Ich habe in der Vergangenheit schon mal versucht zu verdeutlichen, dass die so genannten Basis-Besucherzahlen am Nürburgring, wie sie in der Vergangenheit mit um 2 Millionen immer genannt wurden, in der Realität leider keine Bestätigung finden. (Lesen Sie in meinem Buch ab Seite 194 die Geschichte „Über Zäune und Zahlen“). Die „Rhein-Pfalz“ schrieb im Januar 2010: “…Im Mainzer Wirtschaftsministerium müssen nicht nur frühere Vorhersagen über Besucherschwärme am Nürburgring korrigiert werden. Offenbar hat die damalige Geschäftsleitung der zu 90 Prozent dem Land gehörenden Nürburgring GmbH unter Walter Kafitz auch die bisherigen Gäste falsch gezählt. Zwei Millionen sollen es gewesen sein, dafür aber ließen sich keine nachprüfbaren Unterlagen finden, sagte ein Sprecher des Ministeriums gestern am Rand der Sitzung des Wirtschaftsausschusses des Landtages.“  – Soweit die „Rhein-Pfalz“.

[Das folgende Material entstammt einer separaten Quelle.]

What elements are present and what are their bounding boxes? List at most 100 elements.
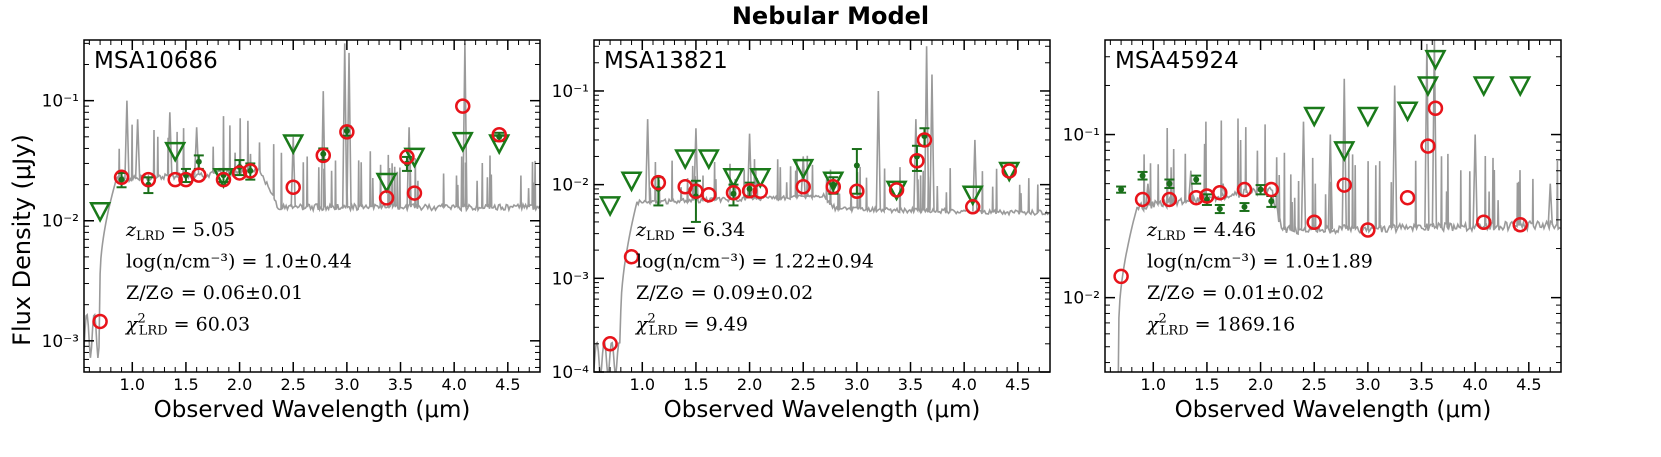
emission-line-5 [1341,78,1348,229]
emission-line-4 [290,136,297,208]
model-phot-marker-3 [1188,189,1204,206]
emission-line-0 [644,119,651,202]
detection-point-5 [851,148,862,195]
x-tick-label: 3.0 [844,375,869,394]
detection-point-7 [1255,184,1266,196]
annotation-0: zLRD = 6.34 [635,219,745,244]
model-phot-marker-0 [602,336,618,352]
model-phot-marker-11 [1399,189,1416,206]
model-phot-marker-5 [701,187,717,203]
detection-dot [746,185,753,192]
model-sed-line [84,116,540,358]
emission-line-3 [800,156,807,198]
emission-line-6 [923,46,930,211]
model-phot-marker-15 [454,98,471,114]
panel-frame [1104,39,1562,373]
model-phot-marker-5 [191,167,207,183]
emission-line-6 [341,43,348,208]
panel-msa13821: 1.0 1.5 2.0 2.5 3.0 3.5 4.0 4.5 10⁻⁴ 10⁻³ 10⁻² 10⁻¹… [552,39,1051,423]
annotation-3: χ2 LRD = 1869.16 [1145,312,1295,339]
upper-limit-marker-5 [749,167,772,189]
detection-point-2 [728,183,739,207]
emission-line-8 [406,127,412,208]
model-phot-marker-11 [849,183,865,200]
y-tick-label: 10⁻³ [42,332,79,352]
model-phot-marker-11 [339,124,355,140]
upper-limit-marker-1 [1333,141,1356,163]
panel-msa45924: 1.0 1.5 2.0 2.5 3.0 3.5 4.0 4.5 10⁻² 10⁻¹ MSA45924… [1063,39,1562,423]
model-phot-marker-7 [231,165,248,181]
detection-dot [853,162,860,169]
x-tick-label: 2.0 [1248,375,1273,394]
x-tick-label: 1.0 [120,375,145,394]
upper-limit-marker-3 [697,149,720,171]
x-tick-label: 4.0 [951,375,976,394]
annotation-1: log(n/cm⁻³) = 1.0±0.44 [126,251,352,273]
panel-frame [593,39,1051,373]
model-phot-marker-14 [916,132,933,148]
upper-limit-marker-8 [885,180,908,202]
panel-name: MSA13821 [604,48,728,74]
detection-dot [830,181,837,188]
detection-point-1 [690,179,701,223]
model-phot-marker-10 [825,178,842,195]
emission-line-7 [1424,43,1430,228]
detection-dot [118,176,125,183]
x-tick-label: 1.0 [630,375,655,394]
x-tick-label: 1.5 [173,375,198,394]
model-phot-marker-12 [1420,138,1436,154]
model-phot-marker-16 [1001,163,1017,179]
emission-line-10 [1547,183,1554,225]
model-phot-marker-8 [242,163,259,179]
emission-line-3 [1300,121,1307,230]
x-tick-label: 1.0 [1141,375,1166,394]
annotation-2: Z/Z⊙ = 0.06±0.01 [126,282,303,304]
upper-limit-marker-7 [1509,76,1532,98]
detection-dot [1257,186,1264,193]
upper-limit-marker-5 [1424,49,1447,71]
annotation-1: log(n/cm⁻³) = 1.0±1.89 [1147,251,1373,273]
x-tick-label: 2.5 [280,375,305,394]
emission-line-7 [346,52,352,208]
model-phot-marker-0 [1113,268,1129,285]
x-tick-label: 2.5 [790,375,815,394]
model-phot-marker-14 [1475,214,1492,230]
emission-line-4 [1327,134,1334,230]
annotation-2: Z/Z⊙ = 0.09±0.02 [636,282,813,304]
detection-dot [1268,198,1275,205]
x-tick-label: 3.5 [898,375,923,394]
model-phot-marker-9 [285,179,301,196]
upper-limit-marker-9 [961,185,984,207]
x-tick-label: 1.5 [1194,375,1219,394]
x-tick-label: 2.0 [737,375,762,394]
model-phot-marker-16 [491,127,507,143]
x-tick-label: 4.0 [1462,375,1487,394]
model-phot-marker-15 [964,199,981,215]
emission-line-2 [1220,183,1226,196]
model-phot-marker-1 [623,248,640,265]
detection-point-2 [1164,178,1175,190]
detection-dot [247,167,254,174]
upper-limit-marker-3 [282,134,305,156]
y-tick-label: 10⁻⁴ [552,363,590,383]
x-tick-label: 4.5 [495,375,520,394]
annotation-3: χ2 LRD = 9.49 [634,312,748,339]
upper-limit-marker-1 [164,141,187,163]
x-tick-label: 2.5 [1301,375,1326,394]
emission-line-1 [1188,170,1194,201]
upper-limit-marker-10 [998,161,1021,183]
model-phot-marker-2 [140,171,157,188]
emission-line-0 [124,100,130,179]
model-phot-marker-12 [378,190,395,206]
model-phot-marker-4 [178,171,194,188]
y-tick-label: 10⁻¹ [1063,126,1100,146]
upper-limit-marker-4 [1416,76,1440,98]
y-tick-label: 10⁻² [42,212,79,232]
emission-line-9 [1472,134,1478,227]
model-phot-marker-0 [92,313,108,330]
y-tick-label: 10⁻¹ [42,92,79,112]
model-phot-marker-1 [113,169,130,186]
upper-limit-marker-2 [1356,106,1379,128]
detection-point-1 [1137,170,1148,181]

Nun ist es mir aber gelungen, zumindest mal an „alte“ interne Aufzeichnungen der Nürburgring GmbH der Jahre 1994 bis 2002 zu kommen, die aber praktisch 2001 enden. Sie bestätigen meine Recherchearbeit und die Ahnung der „Rhein-Pfalz“ und sollten eigentlich zukünftige Investoren (oder solche die es werden wollen) ein wenig vorsichtig machen. (s. Tabelle) – Und ich würde mich freuen, wenn ich in diesem Fall auch dem Wirtschaftsministerium ein wenig helfen könnte. Wenn ich diese Zahlen lese – mit denen Zahlen für verkaufte Karten – den publizierten Besucher-Zahlen gegenüber gestellt werden – wenn mir die jeweiligen Differenzen klar werden, dann fühle ich mich schon betrogen. – Denn so wie hier „gezählt“ wurde, so ging es auch nach dem Jahr 2000 weiter. – Und heute ist es kaum anders als „damals“*. Mit einem Unterschied: Jetzt sind die Zahlen „privat“. (Damals waren sie „amtlich“.) Aber vielleicht gehört das auch zum neuen Konzept, das bis jetzt niemand kennt.

Wilhelm Hahne

*Anmerkung: Natürlich sind die Herren Lindner und Richter nicht für die publizierten Zahlen der Veranstalter verantwortlich zu machen. Aber sie kennen jeweils die Zahl der verkauften Eintrittskarten (wie die Nürburgring GmbH „damals“ auch). Sollten die Herren meine obige Feststellung widerlegen wollen, genügt (über ihre Anwaltskanzlei) die Abgabe einer Eidesstattlichen Erklärung mit den echten Zuschauerzahlen (z.B. Truck GP und 24-Stunden-Rennen) an mich. – Ich werde dann gerne berichten und ergänzend kommentieren.